Analysis: "Naked" CDS ban and euro zone calm

The surprising stability of euro government bonds this year owes much to the European Central Bank's powerful pledge of support, but many wonder if regulation to limit speculation also plays a part.

European Union regulators acted last November after two years fretting about financial derivatives called sovereign credit default swaps (SCDS), insurance-like contracts offering protection against the risk governments default, and suspecting they aggravated serial euro government debt crises.

A key argument was that in allowing punters to bet on and profit from a sovereign default without even owning the underlying bonds, the market was prone to speculation and overshoot that had unnerved investors and precipated the very creditor strikes, bailouts and even the defaults being bet on.

For many, it was like taking fire insurance out on a house you didn't own and the uncovered nature of trading in this market introduced more than a little moral hazard.

As a result, the EU banned uncovered or "naked", positions in sovereign CDS, in tandem with other reporting requirements and circuit breakers on "short selling" in other systemic securities such as bank stocks.

The financial industry, perhaps predictably, cried foul and said the ban would distort price information, hit market liquidity in SCDS and ultimately backfire by scaring off potential bond buyers who would feel less comfortable hedging as a result.

Five months on, however, many puzzle at how relatively stable euro zone government bonds have remained through at least two events - Italy's inconclusive elections and the messy Cyprus bailout - that would previously have caused major ructions across the bloc's sovereign debt markets.

That's not to say SCDS markets are not functioning at all. Pricing there still suggests about a 70 percent probability of an eventual sovereign default in Cyprus, for example.

But some point out that SCDS and underlying bond market gyrations in recent hotspots such as Slovenia are much more in step.

For most investors, the announcement last August of ECB's bond-buying backstop, or Outright Monetary Transactions, is the prime protector here. But it may also suggest that the sorts of financial derivatives and trading activity the wider public saw malfunction so spectacularly over of the past decade can be effectively tamed.

But in a surprisingly blunt paper, the International Monetary Fund weighed in strongly against the EU ban last week - saying it found little evidence that SCDS overall had been out of line with bond spreads and that for the most part premiums reflected the underlying country's fundamentals - even if they reflected them quicker than the cash market.

"Overall, the evidence here does not support the need to ban purchases of naked SCDS protection," it said in a special chapter on the subject in its latest World Economic Outlook.

Even though the IMF report said it found signs of overshoot in default insurance premia for "vulnerable European countries in times of stress", it said it couldn't make a direct case for this causing higher sovereign funding costs per se.

For the most part, it endorsed the industry line that the ban would create more distortions than it would resolve and that a drop in CDS volumes and liquidity, which it said was observable this year, may deter bond buyers fearful of less efficient hedging.

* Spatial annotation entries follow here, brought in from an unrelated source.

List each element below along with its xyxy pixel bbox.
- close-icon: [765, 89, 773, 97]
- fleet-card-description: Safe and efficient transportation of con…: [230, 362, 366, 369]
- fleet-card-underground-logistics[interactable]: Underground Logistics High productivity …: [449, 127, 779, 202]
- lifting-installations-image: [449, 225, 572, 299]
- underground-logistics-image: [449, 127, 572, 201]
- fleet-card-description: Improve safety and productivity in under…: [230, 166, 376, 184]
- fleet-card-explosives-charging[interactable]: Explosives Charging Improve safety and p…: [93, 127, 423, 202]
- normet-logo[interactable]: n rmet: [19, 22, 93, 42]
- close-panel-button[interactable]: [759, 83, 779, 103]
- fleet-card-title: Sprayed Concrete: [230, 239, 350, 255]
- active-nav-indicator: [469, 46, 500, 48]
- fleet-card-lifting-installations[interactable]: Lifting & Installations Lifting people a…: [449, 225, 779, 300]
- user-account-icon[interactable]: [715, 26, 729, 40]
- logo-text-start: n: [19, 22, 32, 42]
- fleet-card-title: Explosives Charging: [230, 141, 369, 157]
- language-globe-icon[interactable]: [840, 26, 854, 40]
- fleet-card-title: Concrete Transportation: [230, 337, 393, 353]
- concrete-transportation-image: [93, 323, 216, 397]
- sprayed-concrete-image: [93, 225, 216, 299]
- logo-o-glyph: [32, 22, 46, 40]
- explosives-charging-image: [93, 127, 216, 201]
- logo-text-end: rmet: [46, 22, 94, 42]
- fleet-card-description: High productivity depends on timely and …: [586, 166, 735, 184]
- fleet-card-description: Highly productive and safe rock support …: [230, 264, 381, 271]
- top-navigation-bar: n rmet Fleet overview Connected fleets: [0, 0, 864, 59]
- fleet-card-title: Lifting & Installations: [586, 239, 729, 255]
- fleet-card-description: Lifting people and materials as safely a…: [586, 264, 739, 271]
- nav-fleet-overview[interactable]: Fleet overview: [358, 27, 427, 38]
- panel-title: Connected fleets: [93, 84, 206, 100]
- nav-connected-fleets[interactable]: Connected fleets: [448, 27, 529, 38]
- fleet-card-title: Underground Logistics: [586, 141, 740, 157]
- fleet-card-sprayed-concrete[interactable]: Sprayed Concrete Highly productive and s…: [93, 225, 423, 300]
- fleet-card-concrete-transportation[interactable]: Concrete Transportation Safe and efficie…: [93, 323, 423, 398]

The hedge fund industry, represented by the Alternative Investment Management Association, was quick to say the report "essentially vindicated" the industry position.

IMF ADJUDICATION?

The IMF's resolute support of the industry line, not only in its analysis but its recommendations, was starkly clear.

Among those claiming the market had aggravated sovereign funding pressures include Rouen Business School professor Anne-Laure Delatte, whose report last summer looking at Greece, Ireland, Portugal, Italy and Spain and claimed SCDS and bank CDS had played a dominant role in driving market sentiment:

"We obtain empirical support of an intuition, often heard from market practitioners, that CDS prices affect market sentiment and serve as a coordinating device for speculation."

Curiously, she reckoned the EU ban itself was flawed in that it excluded bank CDS which often led sovereign speculation and also exempted dealer banks consider to be 'market makers'.

And given that the top 15 dealer banks account for almost 90 percent CDS trading activity, one wonders whether anyone apart from this concentrated group and leveraged hedge funds were really affected much either way.

As the IMF and others point out, the size of notional SCDS outstanding - at about $3 trillion last June - was only about 6 percent of $50 trillion of total government debt. So does it matter to long-term investors?

Scott Thiel, Head of European and Global Bonds at the world's biggest asset manager Blackrock, says he was instinctively against banning financial market activity that reduced price visibility. By changing his view of CDS price signals, he said, it limited his options in managing portfolios.

However, he also said he understood what regulators were trying to do and was equivocal about the overall impact.

"When investors ask me if we have been more or less active in derivatives over the past year, my general answer is 'less active' because of what's happened with regulation," said Thiel, who said he remains particularly bullish on Italian debt regardless.

"It certainly makes portfolio management less efficient but that may have positive and negative effects - we'll see."